"La dénonciation, c'est une bombe atomique", a reconnu le rapporteur de la mission d'information sur les autoroutes, Jean-Paul Chanteguet (PS, Indre), lors de la présentation de ses travaux devant la commission Développement durable de l'Assemblée nationale, le 17 décembre. Cependant, selon lui, c'est la meilleure solution pour mettre fin à "une situation subie" par l'Etat et les usagers, à une "situation privilégiée hors norme" pour les concessionnaires autoroutiers, à une "rente" depuis la privatisation complète de 9.000 km d'autoroutes depuis 2006.
Il en va de "l'intérêt général". Il s'agit, selon le député, de sortir d'une "situation insupportable", celle d'un Etat en "disette budgétaire", n'ayant plus les moyens de financer les infrastructures de transports, alors que les concessionnaires affichent une véritable "prospérité financière". Ces derniers auraient un résultat net global annuel supérieur à 2 Mds€. "Ils ont servi à leurs actionnaires 15 Mds€ sur la période 2006-2013". La Cour des comptes et l'Autorité de la concurrence ont précédemment pointé du doigt "le déséquilibre financier de l'exploitation d'une majeure partie du réseau français", rappelle l'élu socialiste.
Vers un établissement public de gestion ?
Pour Jean-Paul Chanteguet, la dénonciation des contrats de concessions des autoroutes est le moyen le plus efficace pour parvenir à "un rééquilibrage plus complet des systèmes sans attendre le terme des concessions en cours". Pour cela, l'Etat devrait s'appuyer sur l'article 38 des contrats, au titre de l'intérêt général. Mais cela doit être fait avant le 31 décembre 2014, afin de pouvoir établir dès 2016 un nouveau cadre de gestion des autoroutes.
"Dès les premiers jours de 2015, l'Etat doit être en mesure d'explorer les procédures qui s'offrent à lui, sans exclure une renégociation intégrale". Le député propose la création d'un Epic (établissement public à caractère industriel et commercial), qui délivrerait des contrats d'opérations de régie.

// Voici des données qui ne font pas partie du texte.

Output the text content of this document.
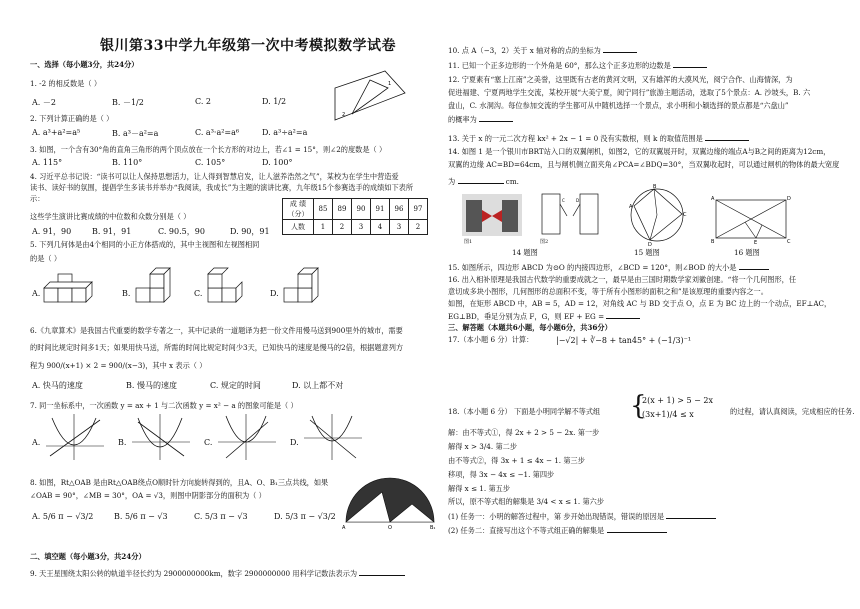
银川第33中学九年级第一次中考模拟数学试卷
一、选择（每小题3分，共24分）
1. -2 的相反数是（ ）
A. －2	B. －1/2	C. 2	D. 1/2
2
1
2. 下列计算正确的是（ ）
A. a³+a²=a⁵	B. a³－a²=a	C. a³·a²=a⁶	D. a³÷a²=a
3. 如图，一个含有30°角的直角三角形的两个顶点放在一个长方形的对边上，若∠1 = 15°，则∠2的度数是（ ）
A. 115°	B. 110°	C. 105°	D. 100°
4. 习近平总书记说：“读书可以让人保持思想活力，让人得到智慧启发，让人滋养浩然之气”，某校为在学生中营造爱
读书、读好书的氛围，提倡学生多读书并举办“我阅读，我成长”为主题的演讲比赛，九年级15个参赛选手的成绩如下表所
示：
成 绩（分）	85	89	90	91	96	97
人数	1	2	3	4	3	2
这些学生演讲比赛成绩的中位数和众数分别是（ ）
A. 91，90	B. 91，91	C. 90.5，90	D. 90，91
5. 下列几何体是由4个相同的小正方体搭成的，其中主视图和左视图相同
的是（ ）
A.	B.	C.	D.
6.《九章算术》是我国古代重要的数学专著之一，其中记录的一道题译为把一份文件用慢马送到900里外的城市，需要
的时间比规定时间多1天；如果用快马送，所需的时间比规定时间少3天，已知快马的速度是慢马的2倍，根据题意列方
程为 900/(x+1) × 2 = 900/(x−3)，其中 x 表示（ ）
A. 快马的速度	B. 慢马的速度	C. 规定的时间	D. 以上都不对
7. 同一坐标系中，一次函数 y = ax + 1 与二次函数 y = x² − a 的图象可能是（ ）
A.	B.	C.	D.
8. 如图，Rt△OAB 是由Rt△OAB绕点O顺时针方向旋转得到的，且A、O、B₁三点共线，如果
∠OAB = 90°，∠MB = 30°，OA = √3，则图中阴影部分的面积为（ ）
A. 5/6 π − √3/2	B. 5/6 π − √3	C. 5/3 π − √3	D. 5/3 π − √3/2
A	O	B₁
二、填空题（每小题3分，共24分）
9. 天王星围绕太阳公转的轨道半径长约为 2900000000km，数字 2900000000 用科学记数法表示为
10. 点 A（−3，2）关于 x 轴对称的点的坐标为
11. 已知一个正多边形的一个外角是 60°，那么这个正多边形的边数是
12. 宁夏素有“塞上江南”之美誉，这里既有古老的黄河文明，又有雄浑的大漠风光，阅宁合作、山海情深，为
促进福建、宁夏两地学生交流，某校开展“大美宁夏，阅宁同行”旅游主题活动，选取了5个景点：A. 沙坡头，B. 六
盘山，C. 水洞沟。每位参加交流的学生都可从中随机选择一个景点，求小明和小颖选择的景点都是“六盘山”
的概率为
13. 关于 x 的一元二次方程 kx² + 2x − 1 = 0 没有实数根，则 k 的取值范围是
14. 如图 1 是一个银川市BRT站入口的双翼闸机，如图2，它的双翼展开时，双翼边缘的端点A与B之间的距离为12cm，
双翼的边缘 AC=BD=64cm，且与闸机侧立面夹角∠PCA=∠BDQ=30°，当双翼收起时，可以通过闸机的物体的最大宽度
为	cm.
图1
C	D
图2
14 题图
A
B
C
D
15 题图
A	D
B	C
E
16 题图
15. 如图所示，四边形 ABCD 为⊙O 的内接四边形，∠BCD = 120°，则∠BOD 的大小是
16. 出入相补原理是我国古代数学的重要成就之一，最早是由三国时期数学家刘徽创建。“将一个几何图形，任
意切成多块小图形，几何图形的总面积不变，等于所有小图形的面积之和”是该原理的重要内容之一。
如图，在矩形 ABCD 中，AB = 5，AD = 12，对角线 AC 与 BD 交于点 O，点 E 为 BC 边上的一个动点，EF⊥AC，
EG⊥BD，垂足分别为点 F，G，则 EF + EG =
三、解答题（本题共6小题，每小题6分，共36分）
17.（本小题 6 分）计算：	|−√2| + ∛−8 + tan45° + (−1/3)⁻¹
18.（本小题 6 分） 下面是小明同学解不等式组 {
2(x + 1) > 5 − 2x
(3x+1)/4 ≤ x	的过程，请认真阅读，完成相应的任务.
解：由不等式①，得 2x + 2 > 5 − 2x. 第一步
解得 x > 3/4. 第二步
由不等式②，得 3x + 1 ≤ 4x − 1. 第三步
移项，得 3x − 4x ≤ −1. 第四步
解得 x ≤ 1. 第五步
所以，原不等式组的解集是 3/4 < x ≤ 1. 第六步
(1) 任务一：小明的解答过程中，第 步开始出现错误，错误的原因是
(2) 任务二：直接写出这个不等式组正确的解集是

Coût : 20 Mds€ pour l'Etat
Le rachat aurait un coût conséquent pour l'Etat, reconnaît l'élu, mais les revenus générés chaque année lui permettrait de s'acquitter de la dette (18 Mds€) et de financer d'autres infrastructures de transport en abondant le budget de l'agence de financement des infrastructures de transport de France(Afitf). Le député évalue les indemnités pour préjudice subi à 20 Mds€. Les sociétés d'autoroutes avancent un chiffre bien plus important : 50 Mds€, dont 31 Mds€ de dettes. La Cour des comptes l'aurait estimé à 45 Mds€. Le 4 décembre dernier, 152 députés socialistes soutenaient, dans une lettre à Manuel Valls, cette proposition.
Dans une précédente mission d'information sur l'écotaxe poids lourds, une autre voie avait été envisagée : une renégociation des contrats en cours visant à "partager équitablement la manne financière" liée au report de trafic provoqué par la mise en place de cette nouvelle taxe sur les réseaux routiers non concédés. La moitié des revenus générés par les autoroutes auraient été dévolus à l'Afitf.